De fato, é de origem social o comportamento humano que agrava os efeitos da seca ou da enchente – pelo desmatamento, pela ocupação das várzeas dos rios, pela impermeabilização do solo no meio urbano, pelo lançamento de esgoto não-tratado nos rios, pelo desperdício da água disponível. É também de origem social a atitude político-científica diante da questão, na qual pode prevalecer ótica enviesada de unilaterização física ou social.
Nessas condições, a avaliação do problema da água de uma dada região já não pode se restringir ao simples balanço entre oferta e demanda. Deve abranger também os inter-relacionamentos entre os seus recursos hídricos com as demais peculiaridades geoambientais e sócio-culturais, tendo em vista alcançar e garantir a qualidade de vida da sociedade, a qualidade do desenvolvimento sócio-econômico e a conservação das suas reservas de capital ecológico.
Nossa motivação básica neste trabalho recusa o determinismo físico-climático que tem servido de justificativa à cultura da crise da água no Mundo ou no Brasil, bem como a cultura da seca na região Nordeste. As condições físico-climáticas que predominam na região Nordeste do Brasil podem, relativamente, dificultar a vida, exigir maior empenho e maior racionalidade na gestão dos recursos naturais em geral e da água, em particular, mas não podem ser responsabilizadas pelo quadro de pobreza amplamente manipulado e sofridamente tolerado. Destarte, o que mais falta no semi-árido do Nordeste brasileiro não é água, mas determinado padrão cultural que agregue confiança e melhore a eficiência das organizações públicas e privadas envolvidas no negócio da água.
Significados da crise da água
O Brasil apresenta em todos os quadrantes do seu território as condições necessárias ao desenvolvimento da vida, já assinaladas por Aristóteles, no século IV aC – a presença simultânea de terra, ar, água e calor. "Terra e ar existem em todos os lugares e com qualidade propícia à vida em geral. Restam água e calor: se falta um ou outro, a vida desaparece". Água e calor não faltam no Brasil e, relativamente, água na região Nordeste.

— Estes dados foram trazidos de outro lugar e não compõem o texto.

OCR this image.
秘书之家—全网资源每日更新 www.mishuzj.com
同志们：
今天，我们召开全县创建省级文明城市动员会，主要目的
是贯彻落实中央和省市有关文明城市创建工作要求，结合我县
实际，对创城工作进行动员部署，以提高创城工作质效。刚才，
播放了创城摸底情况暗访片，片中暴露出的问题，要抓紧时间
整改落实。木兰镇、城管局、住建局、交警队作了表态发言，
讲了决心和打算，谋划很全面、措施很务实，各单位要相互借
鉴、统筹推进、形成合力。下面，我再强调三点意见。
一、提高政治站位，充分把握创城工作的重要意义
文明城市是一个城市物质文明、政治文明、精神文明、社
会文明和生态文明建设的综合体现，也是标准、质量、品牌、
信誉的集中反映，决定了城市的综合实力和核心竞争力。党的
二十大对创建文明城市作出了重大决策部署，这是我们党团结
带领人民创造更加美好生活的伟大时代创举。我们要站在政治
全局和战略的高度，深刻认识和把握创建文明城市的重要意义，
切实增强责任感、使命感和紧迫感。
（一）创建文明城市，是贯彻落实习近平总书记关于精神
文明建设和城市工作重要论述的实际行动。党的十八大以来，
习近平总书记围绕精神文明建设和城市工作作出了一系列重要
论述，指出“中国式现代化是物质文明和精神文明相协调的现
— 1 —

A característica de renovabilidade das águas da Terra está intimamente ligada ao seu permanente mecanismo de circulação, o chamado ciclo hidrológico. Neste quadro, a energia termal de origem solar e a transpiração dos organismos vivos transformam parte da água dos oceanos e continentes (rios, lagos e umidade do solo) em vapor. Este sobe à atmosfera, engendrando condições propícias à vida na Terra, condensando e formando as nuvens. Sob a ação da energia gravitacional, a água atmosférica volta a cair na forma de chuva, neblina, neve, principalmente, indo alimentar o fluxo dos rios, a umidade do solo e os estoques de água subterrânea.
Tal mecanismo permanente de renovação das águas proporciona, sobre mais de 90% do território brasileiro, uma altura média anual de chuva entre mil e mais de 3 mil mm. Apenas no contexto semi-árido da região Nordeste, as alturas de chuva são relativamente inferiores – entre 300 e 800 mm/ano. Por sua vez, as temperaturas médias anuais ficam entre 17 e 27º c sobre a quase totalidade da nossa área continental. Portanto, as nossas condições geoambientais são altamente favoráveis ao desenvolvimento da vida em geral e ao ciclo das águas.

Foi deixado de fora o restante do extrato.